With films like Jab We Met, Highway, Love Aaj Kal, Rockstar, Cocktail, Tamasha and Jab Harry Met Sejal to his credits, filmmaker Imtiaz Ali has carved a niche for himself in the film industry.

In an interview with a leading Indian daily, Imtiaz was asked about his definition of love, to which he replied, “Oh! I don’t even try to define love. I have tried, at different times in my life to find out what it means to be in love but it confuses me all the time. I am a great believer that when you are defining your relationship with somebody, you are also somewhere defining your relationship with yourself. Personally, I haven’t understood what `love’ stands for.”

On asking about his quest for self discovery, he said, “Yes. Whenever I am shooting for a film; I have the deepest relationship with it, my cast, my assistants… with everyone who is involved in the process. During this time, when I look at myself in the mirror, I feel scared because I discover a part of myself which I didn’t know existed.”

When asked about what made him to pretend to be someone else in his early days of life, Imtiaz said, “When I was young, I pretended to be an imaginary person so that I could gauge everyone’s intriguing reactions. I didn’t want to reveal my true self to anyone. Sometimes, I pretended to be a secret service agent, sometimes a writer, sometimes a philanderer… I have played multiple characters in my lifetime.”

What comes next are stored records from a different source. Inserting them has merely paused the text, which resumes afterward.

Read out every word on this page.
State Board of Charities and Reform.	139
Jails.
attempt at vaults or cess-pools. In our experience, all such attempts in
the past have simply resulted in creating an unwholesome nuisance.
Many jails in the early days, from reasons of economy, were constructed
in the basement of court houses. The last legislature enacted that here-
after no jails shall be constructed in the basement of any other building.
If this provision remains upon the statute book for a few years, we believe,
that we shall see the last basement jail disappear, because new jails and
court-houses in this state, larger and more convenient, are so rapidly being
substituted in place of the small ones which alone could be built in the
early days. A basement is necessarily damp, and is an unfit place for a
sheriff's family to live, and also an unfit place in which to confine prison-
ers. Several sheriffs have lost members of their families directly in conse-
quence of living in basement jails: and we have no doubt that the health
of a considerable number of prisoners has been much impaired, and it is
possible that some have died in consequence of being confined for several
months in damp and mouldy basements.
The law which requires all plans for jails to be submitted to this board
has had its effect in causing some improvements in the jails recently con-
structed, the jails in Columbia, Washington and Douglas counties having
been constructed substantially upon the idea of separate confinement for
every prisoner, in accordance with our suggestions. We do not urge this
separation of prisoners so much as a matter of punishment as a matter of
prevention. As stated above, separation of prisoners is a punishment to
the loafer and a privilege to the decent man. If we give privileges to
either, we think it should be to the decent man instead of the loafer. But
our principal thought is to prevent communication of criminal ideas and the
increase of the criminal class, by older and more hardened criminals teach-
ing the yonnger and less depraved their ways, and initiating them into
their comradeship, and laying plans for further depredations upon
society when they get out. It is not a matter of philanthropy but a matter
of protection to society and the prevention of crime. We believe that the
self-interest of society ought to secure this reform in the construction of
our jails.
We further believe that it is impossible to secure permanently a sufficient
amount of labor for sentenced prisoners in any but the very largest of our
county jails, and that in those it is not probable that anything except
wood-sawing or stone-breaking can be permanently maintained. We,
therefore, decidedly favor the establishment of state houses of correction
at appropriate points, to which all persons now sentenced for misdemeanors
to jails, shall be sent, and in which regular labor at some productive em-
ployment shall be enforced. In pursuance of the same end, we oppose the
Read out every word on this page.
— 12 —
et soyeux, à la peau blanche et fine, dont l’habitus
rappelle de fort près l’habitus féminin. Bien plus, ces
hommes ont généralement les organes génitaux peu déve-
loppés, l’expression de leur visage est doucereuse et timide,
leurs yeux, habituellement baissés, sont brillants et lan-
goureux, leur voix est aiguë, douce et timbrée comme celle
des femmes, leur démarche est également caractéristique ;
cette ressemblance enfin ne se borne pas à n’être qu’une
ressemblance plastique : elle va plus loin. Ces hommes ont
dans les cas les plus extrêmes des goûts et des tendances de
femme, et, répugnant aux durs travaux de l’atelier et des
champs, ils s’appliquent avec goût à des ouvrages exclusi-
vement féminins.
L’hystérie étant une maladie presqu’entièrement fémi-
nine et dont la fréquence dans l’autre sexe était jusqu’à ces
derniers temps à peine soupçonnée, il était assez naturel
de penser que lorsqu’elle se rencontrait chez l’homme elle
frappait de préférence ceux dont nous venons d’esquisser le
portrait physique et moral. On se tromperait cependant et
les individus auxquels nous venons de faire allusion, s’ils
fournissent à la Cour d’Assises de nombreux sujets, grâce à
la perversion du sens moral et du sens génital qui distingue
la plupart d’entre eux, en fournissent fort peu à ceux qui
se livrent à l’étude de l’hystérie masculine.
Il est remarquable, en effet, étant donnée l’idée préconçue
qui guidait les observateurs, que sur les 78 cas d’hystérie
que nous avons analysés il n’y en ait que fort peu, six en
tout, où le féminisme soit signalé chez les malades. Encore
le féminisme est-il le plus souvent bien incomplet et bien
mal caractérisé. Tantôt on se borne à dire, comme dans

Talking about his belief in the institution of marriage, he said, “For me, marriage is very artificial. It comes with so many hang-ups that not only make you claustrophobic but also mediocre.”

Speaking about Indian cinema’s liberal approach in depicting love, Imtiaz said, “Liberal or not, I feel Indian cinema deals with love in a more mature way now than it has in the past. The romantic relationship in Jagga Jasoos, for instance, was not about guy-meets-girl-and-they-fall-in love. There was a certain degree of subtleness to it which I liked.”

Talking about the kind of movies that he loves to watch, he said, “I don’t like mushy films at all. I prefer watching language films. On a weekend; I would probably watch Bulgarian or Chechen films that talk about their folklore, their people. The only thing that puts me off is fakeness. I can’t stand fake storytelling at all. If it’s a nice original story, I am sorted.”

On asking about books that he prefers to read, he said, “I have moved on from classics and everyday fiction – though my first love was literature. I was a literature student and topped my college without much ado. My friends used to complain about it. Now, I have turned to philosophical books that deal with our existential crises.”

On asking about whether it’s a deliberate decision to portray strong female protagonists in his films, he replied, “No, I don’t do anything intentionally. Art imitates life. So, if you see women essaying strong characters in my films, it is because the society sees them in that light too.”

Adding further he spoke about crafting films instinctively, “This knack of over analyzing and imagining things. Even when I am looking at the Taj Mahal, I want to know what Shah Jahan may have thought at that time, what must have been going on in the minds of the laborers. It is this imagination that keeps me alive. When I talk to a stranger, I want to analyse what that person may be feeling or thinking at that moment. If something about him (his language, diction, persona) excites me, I use it in some form or the other in my next film.”

Talking about his take on discovering oneself in a relationship, he said, “Whenever you are in a relationship, and I am not talking about romantic ones alone, you tend to discover what kind of a person you really are. You start questioning yourself, your own value system. You ask yourself questions like, `do you deserve to be in this relationship?’, `Are you a good human being?’, `Are you a good lover?’ The kind of things you discover about yourself can sometimes scare you.”